Proof government policies brought down the housing market
May 12, 2012 |
I firmly believe that it is government intervention in free markets which cause recessions and depressions. The market, left alone, corrects itself quickly, and doesn’t get itself into deep holes. Any deep holes that we are in are the direct of market perturbation by the state.
This excellent, thoroughly researched piece was a rebuttal to the FCIC, a bipartisan government-created body who was supposed to fully research the 2008 crisis and return conclusions, but of course ONLY those conclusions which point to corporations as the culprit.
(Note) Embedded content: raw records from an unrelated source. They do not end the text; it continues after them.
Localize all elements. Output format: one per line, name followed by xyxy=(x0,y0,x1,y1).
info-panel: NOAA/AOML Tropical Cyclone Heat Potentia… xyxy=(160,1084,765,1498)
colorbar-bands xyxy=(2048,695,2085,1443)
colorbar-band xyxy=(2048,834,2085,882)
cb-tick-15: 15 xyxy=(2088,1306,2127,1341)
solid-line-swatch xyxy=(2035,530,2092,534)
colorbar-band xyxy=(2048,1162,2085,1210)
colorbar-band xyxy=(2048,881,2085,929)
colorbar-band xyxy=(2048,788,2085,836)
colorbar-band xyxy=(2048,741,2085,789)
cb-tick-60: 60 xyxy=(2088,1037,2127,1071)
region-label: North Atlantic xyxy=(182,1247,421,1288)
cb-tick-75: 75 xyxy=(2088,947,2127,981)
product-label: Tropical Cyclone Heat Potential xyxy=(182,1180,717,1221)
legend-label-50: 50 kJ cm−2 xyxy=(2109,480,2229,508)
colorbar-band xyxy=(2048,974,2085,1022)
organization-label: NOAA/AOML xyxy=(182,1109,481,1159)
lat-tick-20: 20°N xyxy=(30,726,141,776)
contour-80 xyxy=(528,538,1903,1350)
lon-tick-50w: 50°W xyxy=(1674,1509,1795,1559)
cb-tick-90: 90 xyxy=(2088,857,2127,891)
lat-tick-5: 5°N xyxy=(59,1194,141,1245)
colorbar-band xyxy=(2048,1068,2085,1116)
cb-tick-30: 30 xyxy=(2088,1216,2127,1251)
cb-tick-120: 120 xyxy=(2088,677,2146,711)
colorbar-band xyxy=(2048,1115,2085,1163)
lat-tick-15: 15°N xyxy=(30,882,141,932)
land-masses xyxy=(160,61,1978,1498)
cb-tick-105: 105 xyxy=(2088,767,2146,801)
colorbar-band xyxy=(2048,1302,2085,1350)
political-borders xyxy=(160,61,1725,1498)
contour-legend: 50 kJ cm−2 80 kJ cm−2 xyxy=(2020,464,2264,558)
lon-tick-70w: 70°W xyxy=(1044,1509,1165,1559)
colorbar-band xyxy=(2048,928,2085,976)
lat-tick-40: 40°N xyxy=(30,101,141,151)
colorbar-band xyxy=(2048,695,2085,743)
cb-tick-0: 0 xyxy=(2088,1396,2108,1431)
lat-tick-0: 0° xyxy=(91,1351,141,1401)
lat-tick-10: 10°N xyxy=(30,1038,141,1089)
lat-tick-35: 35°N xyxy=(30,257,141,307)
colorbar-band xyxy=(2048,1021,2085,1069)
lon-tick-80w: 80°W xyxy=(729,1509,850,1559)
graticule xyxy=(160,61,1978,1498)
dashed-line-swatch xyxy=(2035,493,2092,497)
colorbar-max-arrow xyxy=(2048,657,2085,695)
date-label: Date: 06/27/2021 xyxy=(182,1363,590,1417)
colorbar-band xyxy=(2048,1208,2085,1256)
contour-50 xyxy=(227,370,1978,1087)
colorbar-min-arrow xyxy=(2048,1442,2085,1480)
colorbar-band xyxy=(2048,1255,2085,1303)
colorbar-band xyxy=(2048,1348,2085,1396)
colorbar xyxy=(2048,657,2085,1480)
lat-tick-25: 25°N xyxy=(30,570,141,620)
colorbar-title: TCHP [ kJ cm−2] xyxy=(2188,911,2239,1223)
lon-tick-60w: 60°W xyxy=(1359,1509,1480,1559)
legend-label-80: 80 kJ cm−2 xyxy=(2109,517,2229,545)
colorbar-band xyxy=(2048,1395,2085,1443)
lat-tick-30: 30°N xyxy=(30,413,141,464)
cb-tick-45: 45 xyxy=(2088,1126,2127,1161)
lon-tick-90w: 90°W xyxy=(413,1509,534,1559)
As the following article shows, the fact is that is was government intervention all along which caused the crisis.
I used to work with a guy who would surreptitiously cause a server to fail remotely so he would have to drive into the office to fix it, and rack up overtime. When we was discovered, he was fired. Here we discover the truth, and just give government more power and money to solve the problems they themselves created.
I think we need to fire a few folks. More than a few.
Today, the United States has the most troubled housing market in the developed world. It’s also the only developed country with a major government role in housing policy.
In less than twenty-five years, “affordable housing” and other housing policies have turned a healthy market into a financial ruin. In 1989, for example, only 1 in 230 homebuyers made a down payment of 3 percent or less; by 2007, it was 1 in 3. Meanwhile, average home equity plunged from 45 percent to 7 percent.
The policies that caused the financial crisis are still in force. Until they and the government’s role in housing are eliminated, the US housing market will not return to health.